La retenue sur le salaire (art. 323a CO; cf. Avance sur salaire / Retenue sur salaire / Compensation de dette)
Le montant retenu sert à garantir la créance. La retenue ne peut pas toutefois excéder 1/10e (= 10%) du salaire dû le jour de la paie ni, au total, le salaire d’une semaine de travail.

Exemple. CHF 4'000.- brut par mois de salaire. Retenues possible de CHF 400.- (= 1/10e de CHF 4000.-) sur 2 mois et de CHF 200.- sur un mois, soit un total de CHF 1'000.-, correspondant à une semaine de travail.

Le salaire d’une semaine de travail est constitué de tous les éléments contractuellement dus, y compris le 13e salaire. Il est donc égal au salaire prévisible divisé par 52 semaines.

La limite du 1/10e sur le salaire dû le jour de la paie est en revanche déterminée en fonction du montant effectivement exigible, soit sans tenir compte des éléments différés (comme le 13e salaire lorsqu’il est dû à la fin de l’année).

La compensation de la dette (art. 323b al. 2 CO; cf. Avance sur salaire / Retenue sur salaire / Compensation de dette)
Ce mode d’extinction de la dette est soumis aux conditions générales de l’article 120 CO. Les créances doivent être de même nature et exigibles.

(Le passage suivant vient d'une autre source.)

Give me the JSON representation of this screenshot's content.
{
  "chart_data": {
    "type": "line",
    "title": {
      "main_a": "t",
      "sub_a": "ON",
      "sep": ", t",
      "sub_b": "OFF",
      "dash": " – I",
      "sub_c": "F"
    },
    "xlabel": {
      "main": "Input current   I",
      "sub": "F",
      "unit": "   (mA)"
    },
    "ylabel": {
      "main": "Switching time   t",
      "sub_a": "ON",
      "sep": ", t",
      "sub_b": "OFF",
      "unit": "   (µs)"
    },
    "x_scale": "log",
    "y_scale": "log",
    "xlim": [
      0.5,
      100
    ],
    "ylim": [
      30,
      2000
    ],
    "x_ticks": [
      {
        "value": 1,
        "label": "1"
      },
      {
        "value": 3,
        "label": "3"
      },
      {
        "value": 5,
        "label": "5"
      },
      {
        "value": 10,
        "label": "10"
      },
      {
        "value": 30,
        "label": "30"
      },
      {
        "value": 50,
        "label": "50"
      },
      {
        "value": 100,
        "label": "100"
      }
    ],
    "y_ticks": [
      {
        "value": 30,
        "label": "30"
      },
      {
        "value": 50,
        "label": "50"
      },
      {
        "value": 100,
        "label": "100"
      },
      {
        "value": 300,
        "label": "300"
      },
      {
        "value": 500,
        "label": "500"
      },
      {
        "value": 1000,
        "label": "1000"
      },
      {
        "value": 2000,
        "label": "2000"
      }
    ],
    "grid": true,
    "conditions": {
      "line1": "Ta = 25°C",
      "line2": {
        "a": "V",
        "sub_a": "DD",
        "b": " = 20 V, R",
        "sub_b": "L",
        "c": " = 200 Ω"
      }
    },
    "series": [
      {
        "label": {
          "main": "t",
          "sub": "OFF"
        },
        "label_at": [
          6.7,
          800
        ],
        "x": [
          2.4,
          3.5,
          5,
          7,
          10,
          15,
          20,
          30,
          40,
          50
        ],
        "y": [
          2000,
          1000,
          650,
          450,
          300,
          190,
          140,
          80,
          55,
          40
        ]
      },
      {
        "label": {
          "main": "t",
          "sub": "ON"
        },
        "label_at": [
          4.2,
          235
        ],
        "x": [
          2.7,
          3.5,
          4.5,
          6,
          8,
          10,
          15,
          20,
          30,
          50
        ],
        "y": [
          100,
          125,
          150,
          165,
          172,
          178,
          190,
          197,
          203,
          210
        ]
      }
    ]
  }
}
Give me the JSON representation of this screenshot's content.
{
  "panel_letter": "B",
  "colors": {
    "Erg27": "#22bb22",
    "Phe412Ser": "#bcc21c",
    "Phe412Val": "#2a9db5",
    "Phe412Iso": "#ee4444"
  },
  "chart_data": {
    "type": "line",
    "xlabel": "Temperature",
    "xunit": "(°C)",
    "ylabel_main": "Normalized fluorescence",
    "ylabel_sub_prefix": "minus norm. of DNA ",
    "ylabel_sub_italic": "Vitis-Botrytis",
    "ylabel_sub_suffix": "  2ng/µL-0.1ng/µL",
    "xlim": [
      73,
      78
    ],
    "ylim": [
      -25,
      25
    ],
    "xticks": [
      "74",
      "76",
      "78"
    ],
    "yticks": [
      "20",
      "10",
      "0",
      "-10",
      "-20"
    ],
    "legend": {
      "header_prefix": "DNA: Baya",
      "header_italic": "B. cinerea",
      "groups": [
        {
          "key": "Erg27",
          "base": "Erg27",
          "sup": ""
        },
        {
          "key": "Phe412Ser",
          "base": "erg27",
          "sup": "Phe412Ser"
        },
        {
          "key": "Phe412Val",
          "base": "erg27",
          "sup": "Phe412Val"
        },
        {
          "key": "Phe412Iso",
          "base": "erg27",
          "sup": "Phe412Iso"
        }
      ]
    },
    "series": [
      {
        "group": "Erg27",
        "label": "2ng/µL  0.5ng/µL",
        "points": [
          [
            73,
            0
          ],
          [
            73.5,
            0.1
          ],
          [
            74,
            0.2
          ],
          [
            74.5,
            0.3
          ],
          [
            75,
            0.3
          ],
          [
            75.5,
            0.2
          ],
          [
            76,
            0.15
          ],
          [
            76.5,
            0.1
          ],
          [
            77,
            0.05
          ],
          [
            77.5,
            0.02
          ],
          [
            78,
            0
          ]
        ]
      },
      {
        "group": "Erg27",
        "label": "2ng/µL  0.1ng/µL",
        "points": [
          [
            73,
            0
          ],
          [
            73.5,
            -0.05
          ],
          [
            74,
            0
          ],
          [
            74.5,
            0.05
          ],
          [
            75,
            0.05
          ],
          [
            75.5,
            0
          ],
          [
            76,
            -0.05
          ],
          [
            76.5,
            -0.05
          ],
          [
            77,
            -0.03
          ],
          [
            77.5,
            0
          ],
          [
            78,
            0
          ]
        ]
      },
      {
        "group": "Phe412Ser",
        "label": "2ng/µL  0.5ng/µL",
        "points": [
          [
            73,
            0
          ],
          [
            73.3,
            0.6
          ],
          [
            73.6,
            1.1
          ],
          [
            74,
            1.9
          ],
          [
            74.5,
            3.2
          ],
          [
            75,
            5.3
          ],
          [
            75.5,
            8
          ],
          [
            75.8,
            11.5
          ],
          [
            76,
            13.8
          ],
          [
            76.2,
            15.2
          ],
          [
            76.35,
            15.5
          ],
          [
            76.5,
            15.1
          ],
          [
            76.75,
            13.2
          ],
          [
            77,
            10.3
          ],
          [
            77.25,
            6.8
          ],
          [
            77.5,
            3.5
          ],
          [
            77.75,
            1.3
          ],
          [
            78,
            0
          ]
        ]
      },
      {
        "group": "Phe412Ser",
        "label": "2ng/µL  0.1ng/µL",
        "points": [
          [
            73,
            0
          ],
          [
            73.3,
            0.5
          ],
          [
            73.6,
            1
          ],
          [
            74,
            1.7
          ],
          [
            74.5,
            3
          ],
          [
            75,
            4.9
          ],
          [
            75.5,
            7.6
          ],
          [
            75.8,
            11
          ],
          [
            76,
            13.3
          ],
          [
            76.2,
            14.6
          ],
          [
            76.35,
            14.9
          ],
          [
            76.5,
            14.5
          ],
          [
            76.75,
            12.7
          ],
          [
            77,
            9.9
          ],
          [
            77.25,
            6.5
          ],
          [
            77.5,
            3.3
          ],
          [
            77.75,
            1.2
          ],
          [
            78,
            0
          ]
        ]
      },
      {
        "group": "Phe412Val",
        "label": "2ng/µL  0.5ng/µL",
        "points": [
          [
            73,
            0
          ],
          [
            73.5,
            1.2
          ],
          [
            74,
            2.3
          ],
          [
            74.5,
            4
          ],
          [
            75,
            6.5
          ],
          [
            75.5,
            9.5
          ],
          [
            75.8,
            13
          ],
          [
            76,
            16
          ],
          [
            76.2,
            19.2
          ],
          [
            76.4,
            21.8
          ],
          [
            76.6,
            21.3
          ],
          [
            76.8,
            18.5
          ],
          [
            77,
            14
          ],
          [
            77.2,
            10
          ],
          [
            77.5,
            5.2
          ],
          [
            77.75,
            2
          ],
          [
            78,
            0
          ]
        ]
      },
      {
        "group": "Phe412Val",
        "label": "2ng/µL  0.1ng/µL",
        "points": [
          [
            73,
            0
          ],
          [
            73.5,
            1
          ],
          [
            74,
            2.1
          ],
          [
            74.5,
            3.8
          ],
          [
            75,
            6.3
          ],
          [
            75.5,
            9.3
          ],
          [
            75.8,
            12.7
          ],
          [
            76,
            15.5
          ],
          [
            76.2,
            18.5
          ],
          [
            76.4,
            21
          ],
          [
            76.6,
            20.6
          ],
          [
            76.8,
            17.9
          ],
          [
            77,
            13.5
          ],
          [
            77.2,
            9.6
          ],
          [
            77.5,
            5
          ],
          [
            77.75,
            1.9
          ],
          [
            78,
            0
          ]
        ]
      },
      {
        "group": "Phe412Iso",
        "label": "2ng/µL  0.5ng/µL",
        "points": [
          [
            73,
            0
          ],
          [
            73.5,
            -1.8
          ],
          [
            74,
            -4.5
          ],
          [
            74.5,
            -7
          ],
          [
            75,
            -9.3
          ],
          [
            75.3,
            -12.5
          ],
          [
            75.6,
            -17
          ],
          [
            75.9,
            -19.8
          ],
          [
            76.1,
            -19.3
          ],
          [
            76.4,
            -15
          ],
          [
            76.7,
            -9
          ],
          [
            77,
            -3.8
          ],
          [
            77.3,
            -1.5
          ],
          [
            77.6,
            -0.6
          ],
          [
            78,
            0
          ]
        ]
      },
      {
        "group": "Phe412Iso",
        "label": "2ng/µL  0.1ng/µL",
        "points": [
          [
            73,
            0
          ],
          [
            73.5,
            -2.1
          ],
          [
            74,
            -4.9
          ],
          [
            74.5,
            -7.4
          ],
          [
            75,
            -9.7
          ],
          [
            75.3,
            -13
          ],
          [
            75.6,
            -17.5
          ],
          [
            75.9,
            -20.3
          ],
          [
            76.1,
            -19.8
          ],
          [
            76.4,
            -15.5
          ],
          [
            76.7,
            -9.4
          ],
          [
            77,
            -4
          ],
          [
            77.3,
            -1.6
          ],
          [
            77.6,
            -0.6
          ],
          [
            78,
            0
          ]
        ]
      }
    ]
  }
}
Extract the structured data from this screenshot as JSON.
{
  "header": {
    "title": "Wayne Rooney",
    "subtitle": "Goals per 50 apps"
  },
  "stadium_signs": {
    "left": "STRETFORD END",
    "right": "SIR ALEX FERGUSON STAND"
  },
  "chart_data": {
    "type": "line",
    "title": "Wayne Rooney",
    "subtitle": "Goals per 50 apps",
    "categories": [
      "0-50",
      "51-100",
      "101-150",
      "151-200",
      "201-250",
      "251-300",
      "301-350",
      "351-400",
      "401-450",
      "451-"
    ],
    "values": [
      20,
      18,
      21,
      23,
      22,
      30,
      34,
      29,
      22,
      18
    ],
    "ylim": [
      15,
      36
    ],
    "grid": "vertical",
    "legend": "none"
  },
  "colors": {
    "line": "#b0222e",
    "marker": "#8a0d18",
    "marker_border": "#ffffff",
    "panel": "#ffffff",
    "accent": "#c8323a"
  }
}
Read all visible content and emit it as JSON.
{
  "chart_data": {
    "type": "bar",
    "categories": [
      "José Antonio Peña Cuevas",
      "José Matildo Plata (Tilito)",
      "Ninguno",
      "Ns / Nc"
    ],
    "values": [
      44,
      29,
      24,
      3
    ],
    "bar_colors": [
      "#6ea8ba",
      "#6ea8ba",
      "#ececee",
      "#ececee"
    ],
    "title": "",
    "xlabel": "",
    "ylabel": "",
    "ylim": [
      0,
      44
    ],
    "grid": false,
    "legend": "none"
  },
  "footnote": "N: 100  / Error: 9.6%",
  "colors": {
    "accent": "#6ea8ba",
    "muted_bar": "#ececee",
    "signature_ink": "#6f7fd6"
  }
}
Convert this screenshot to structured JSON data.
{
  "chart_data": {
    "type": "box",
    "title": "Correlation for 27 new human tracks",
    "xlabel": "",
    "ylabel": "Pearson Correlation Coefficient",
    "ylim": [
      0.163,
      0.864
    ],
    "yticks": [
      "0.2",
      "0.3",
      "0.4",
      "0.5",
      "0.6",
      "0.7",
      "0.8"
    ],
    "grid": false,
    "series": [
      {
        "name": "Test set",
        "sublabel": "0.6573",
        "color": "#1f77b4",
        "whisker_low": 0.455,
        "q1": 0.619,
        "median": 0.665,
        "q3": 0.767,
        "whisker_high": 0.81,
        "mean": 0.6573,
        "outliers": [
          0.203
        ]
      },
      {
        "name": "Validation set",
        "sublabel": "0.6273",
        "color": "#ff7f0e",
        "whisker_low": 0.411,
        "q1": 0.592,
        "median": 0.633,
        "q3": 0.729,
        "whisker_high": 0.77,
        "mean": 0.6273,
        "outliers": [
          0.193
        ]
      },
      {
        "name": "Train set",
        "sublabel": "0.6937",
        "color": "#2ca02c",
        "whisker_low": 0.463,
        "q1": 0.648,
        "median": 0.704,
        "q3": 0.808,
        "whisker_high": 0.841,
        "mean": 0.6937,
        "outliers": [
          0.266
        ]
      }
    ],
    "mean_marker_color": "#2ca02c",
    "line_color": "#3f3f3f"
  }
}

L’employeur peut compenser le salaire avec une créance contre le travailleur uniquement jusqu’à concurrence du montant saisissable du salaire. La limite de la compensation est donc déterminée par la mesure saisissable du salaire, soit par le minimum vital du travailleur fixé conformément à l’article 93 de la Loi fédérale sur la poursuite pour dettes et la faillite (LP). En d’autre terme, une compensation qui porterait atteinte au minimum vital n’est pas admissible.

Cependant, les créances dérivant d’un dommage causé intentionnellement par le travailleur peuvent être compensées sans restriction, y compris en cas de dol éventuel. Le dol éventuel est la faute de celui qui prend délibérément le risque de causer un dommage à autrui sans pour autant avoir voulu que le résultat dommageable se produise.